Finding there was no more than speculative injury, a federal judge has dismissed a class action suit against Aetna Inc. filed in the wake of news that the insurer's computer database may have been hacked and that personal data of up to 450,000 job applicants were potentially at risk.
In Allison v. Aetna, U.S. District Judge Legrome D. Davis added his voice to a growing chorus of judges who have held that such a claim of "increased risk of identity theft" is not enough to confer standing to sue.
"At best, plaintiff has alleged a mere possibility of an increased risk of identity theft, which is insufficient for purposes of standing, and he certainly has not asserted a credible threat of identity theft," Davis wrote.
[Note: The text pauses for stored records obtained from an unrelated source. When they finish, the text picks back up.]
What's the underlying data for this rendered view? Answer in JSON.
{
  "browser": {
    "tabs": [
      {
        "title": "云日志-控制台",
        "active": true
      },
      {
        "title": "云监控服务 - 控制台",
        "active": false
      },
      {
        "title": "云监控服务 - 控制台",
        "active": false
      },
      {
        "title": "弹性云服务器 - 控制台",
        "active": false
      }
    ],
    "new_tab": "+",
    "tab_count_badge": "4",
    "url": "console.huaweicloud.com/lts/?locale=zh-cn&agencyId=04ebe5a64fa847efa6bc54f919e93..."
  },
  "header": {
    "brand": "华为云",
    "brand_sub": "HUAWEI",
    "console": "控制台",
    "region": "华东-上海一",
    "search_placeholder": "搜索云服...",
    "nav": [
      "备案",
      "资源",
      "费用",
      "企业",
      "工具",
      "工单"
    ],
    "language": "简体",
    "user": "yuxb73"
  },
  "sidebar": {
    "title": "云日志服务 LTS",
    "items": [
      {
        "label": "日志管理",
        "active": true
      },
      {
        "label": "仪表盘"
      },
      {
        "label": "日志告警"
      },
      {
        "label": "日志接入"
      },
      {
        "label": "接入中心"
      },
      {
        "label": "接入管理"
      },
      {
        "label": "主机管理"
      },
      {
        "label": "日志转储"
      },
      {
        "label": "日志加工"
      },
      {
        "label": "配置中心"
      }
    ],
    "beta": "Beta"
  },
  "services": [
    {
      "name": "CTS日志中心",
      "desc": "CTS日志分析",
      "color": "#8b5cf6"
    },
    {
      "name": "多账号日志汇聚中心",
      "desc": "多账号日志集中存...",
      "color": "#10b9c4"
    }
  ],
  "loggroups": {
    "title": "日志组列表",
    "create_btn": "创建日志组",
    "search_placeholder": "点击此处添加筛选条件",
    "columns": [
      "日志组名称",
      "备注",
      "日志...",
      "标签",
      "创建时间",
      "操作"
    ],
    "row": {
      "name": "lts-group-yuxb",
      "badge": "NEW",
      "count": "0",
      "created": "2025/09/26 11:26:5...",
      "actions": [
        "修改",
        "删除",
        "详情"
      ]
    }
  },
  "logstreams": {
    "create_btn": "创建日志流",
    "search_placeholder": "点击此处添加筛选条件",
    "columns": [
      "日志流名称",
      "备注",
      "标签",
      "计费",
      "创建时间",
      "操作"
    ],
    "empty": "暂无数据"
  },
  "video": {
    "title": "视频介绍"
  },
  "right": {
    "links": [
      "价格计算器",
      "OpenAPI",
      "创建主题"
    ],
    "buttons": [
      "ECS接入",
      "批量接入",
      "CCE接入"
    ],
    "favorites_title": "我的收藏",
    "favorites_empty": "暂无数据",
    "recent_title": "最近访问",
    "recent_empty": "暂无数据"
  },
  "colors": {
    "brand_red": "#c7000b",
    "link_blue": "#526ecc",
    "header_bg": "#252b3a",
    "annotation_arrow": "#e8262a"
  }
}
In his 14-page opinion, Davis surveyed the legal landscape, noting that the case was "part of a burgeoning area of law," and that the courts are divided on whether plaintiffs in such cases have standing.
The analysis is ultimately a fact-specific one, Davis found, that turns on whether the plaintiff is able to show more than a mere possibility of future harm.
The ruling is a victory for attorneys John M. Elliott, Mark J. Schwemler, Timothy T. Myers and Stewart J. Greenleaf Jr. of Elliott Greenleaf & Siedzikowski in Blue Bell, Pa., who argued that the plaintiffs were asking the courts to invent new and novel tort and contract theories.
But the plaintiffs lawyers -- Sherrie R. Savett and Michael T. Fantini of Berger & Montague -- insisted in court papers that the suit was firmly grounded on actual injury suffered by the lead plaintiff and the class.
"This case is about whether plaintiff and the class can recover for: (i) out-of-pocket costs necessarily incurred as a result of the data breach; (ii) time spent responding to the breach; and (iii) an increased risk of identity theft," the plaintiffs lawyers argued.
According to court papers, Aetna learned in May 2009 that its job application Web site had been hacked when some applicants reported receiving "phishing" e-mails purporting to be from Aetna and seeking additional personal information.
The site contained the e-mail addresses of about 450,000 job applicants, as well as the Social Security numbers of 65,000 current and former employees. For a smaller number of applicants who had been offered a job, the site contained even more data, including telephone numbers, addresses and employment histories.
Aetna mailed letters to the 65,000 individuals whose Social Security numbers were at risk. The letter "urged" them to take numerous steps to protect themselves from identity theft, including monitoring their personal accounts -- bank statements and credit card bills -- for fraud, placing a fraud alert on their credit files, and reviewing their credit reports for accounts they did not open.
The letter also said Aetna was offering free credit monitoring for one year.
But in the suit, plaintiff Cornelius Allison, a former Aetna employee, claimed that Aetna wasn't offering enough to solve his problems. One year of credit monitoring was not enough, his lawyers argued, for an event in which Aetna itself had acknowledged there was a significant risk of identity theft.
Defense lawyers, in their motion to dismiss, argued that Allison's claims are fatally flawed because the entire case is built on a claim that his personal data "might" have been accessed.
"Based on this pure conjecture," the defense team argued, "plaintiff speculates that maybe, some day, perhaps more than a year from now, he might suffer some kind of harm. As numerous federal courts have already recognized, such allegations of speculative harm do not state a valid or cognizable claim."
Davis agreed, saying "plaintiff's alleged injury of an increased risk of identity theft is far too speculative."
Since Allison never received one of the phishing e-mails, Davis said, the "allegation that his personal information was even accessed is conjecture."
The evidence, Davis said, also hinted that the hackers may have been able to retrieve only e-mail addresses and were therefore using phishing e-mails to access more sensitive data.
The plaintiffs lawyers urged Davis to draw the opposite inference from the phishing e-mails, arguing that such post-hacking conduct revealed the hackers' nefarious purposes.
Davis disagreed and found instead that the more logical conclusion was that the hackers had come up short and were unable to commit any identity theft crimes with the data they had retrieved unless they used trickery to augment it with more valuable information.
"It would not be a reasonable inference for the court to presume that hackers would seek such information, thereby risking exposure of their nefarious activities, if they had already obtained the same through unlawful means. Accordingly, even assuming that the hackers obtained plaintiff's email address, it is highly speculative that they obtained any other information that would be necessary to commit identity theft," Davis wrote.
Savett and Fantini did not return calls seeking comment.